Let's say there is a deck of 40 cards with 4 aces (just take any 12 non-ace cards of a regular deck for instance)
We deal three cards for each player (so 40-12=24 remain undealt) what is the probability of exactly each player having one ace?
I was thinking that a player has $\frac{4}{40}$ chance of having one ace on the 1st card then the second player has $\frac{3}{39}$ and so on, totalizing $\frac{4!}{39! - 35!}$, but this doesn't work because I just calculated the possibility of each player getting an ace on the 1st card dealt. It could also be that player 1 gets not an ace on the first card dealt but an ace on the second (remember that each player gets 3 cards)

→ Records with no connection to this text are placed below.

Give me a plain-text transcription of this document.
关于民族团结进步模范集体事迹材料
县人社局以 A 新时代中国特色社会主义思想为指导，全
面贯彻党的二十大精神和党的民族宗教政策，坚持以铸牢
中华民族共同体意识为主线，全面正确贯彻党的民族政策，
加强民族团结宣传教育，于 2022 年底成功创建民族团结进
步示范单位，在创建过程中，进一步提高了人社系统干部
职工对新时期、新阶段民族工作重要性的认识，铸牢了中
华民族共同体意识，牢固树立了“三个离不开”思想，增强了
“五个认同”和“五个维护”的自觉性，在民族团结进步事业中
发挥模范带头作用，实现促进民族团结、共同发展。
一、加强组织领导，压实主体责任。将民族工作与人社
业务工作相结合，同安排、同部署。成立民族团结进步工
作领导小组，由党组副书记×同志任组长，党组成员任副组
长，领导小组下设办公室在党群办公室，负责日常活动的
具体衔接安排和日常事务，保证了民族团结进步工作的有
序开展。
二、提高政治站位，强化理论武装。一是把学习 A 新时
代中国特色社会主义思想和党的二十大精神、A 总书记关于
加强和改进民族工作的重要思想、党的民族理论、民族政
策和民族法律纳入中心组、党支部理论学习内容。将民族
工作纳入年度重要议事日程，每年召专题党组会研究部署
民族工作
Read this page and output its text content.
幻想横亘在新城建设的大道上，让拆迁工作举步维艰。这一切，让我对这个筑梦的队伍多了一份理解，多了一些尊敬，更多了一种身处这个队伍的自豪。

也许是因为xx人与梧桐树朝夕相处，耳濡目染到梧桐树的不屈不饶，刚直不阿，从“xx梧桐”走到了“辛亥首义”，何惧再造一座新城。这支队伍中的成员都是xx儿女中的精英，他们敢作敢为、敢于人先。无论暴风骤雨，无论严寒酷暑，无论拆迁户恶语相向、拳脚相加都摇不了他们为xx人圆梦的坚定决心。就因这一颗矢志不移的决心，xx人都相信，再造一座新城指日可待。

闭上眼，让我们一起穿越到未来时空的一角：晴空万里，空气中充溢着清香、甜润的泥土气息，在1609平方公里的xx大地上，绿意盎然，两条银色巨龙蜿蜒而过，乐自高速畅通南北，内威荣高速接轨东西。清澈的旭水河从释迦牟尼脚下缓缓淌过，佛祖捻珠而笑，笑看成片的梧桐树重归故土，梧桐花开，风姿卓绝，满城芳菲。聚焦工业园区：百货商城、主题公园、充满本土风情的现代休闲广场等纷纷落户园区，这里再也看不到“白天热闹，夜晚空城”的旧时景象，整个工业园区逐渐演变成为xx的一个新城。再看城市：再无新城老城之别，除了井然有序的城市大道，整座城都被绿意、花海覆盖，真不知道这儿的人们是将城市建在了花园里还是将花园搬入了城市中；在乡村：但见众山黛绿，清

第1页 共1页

So should I take into account the way the cards are dealt as well? Because for instance concerning the 1st two cards: say the first is an ace for player 1 $\frac{4}{40}$ then the chance of the second being an ace for player 2 is $\frac{3}{39}$. But if the player 1 first card was not an ace, that probability is changed to $\frac{4}{39}$, since there are still 4 aces left on the deck... How could I take all the possibilities in consideration then? Sounds like a pretty boring task since there are $12 \choose 2$ possible configurations, considering the ways the 12 cards are deal to each player... Is there a better way to compute this probability?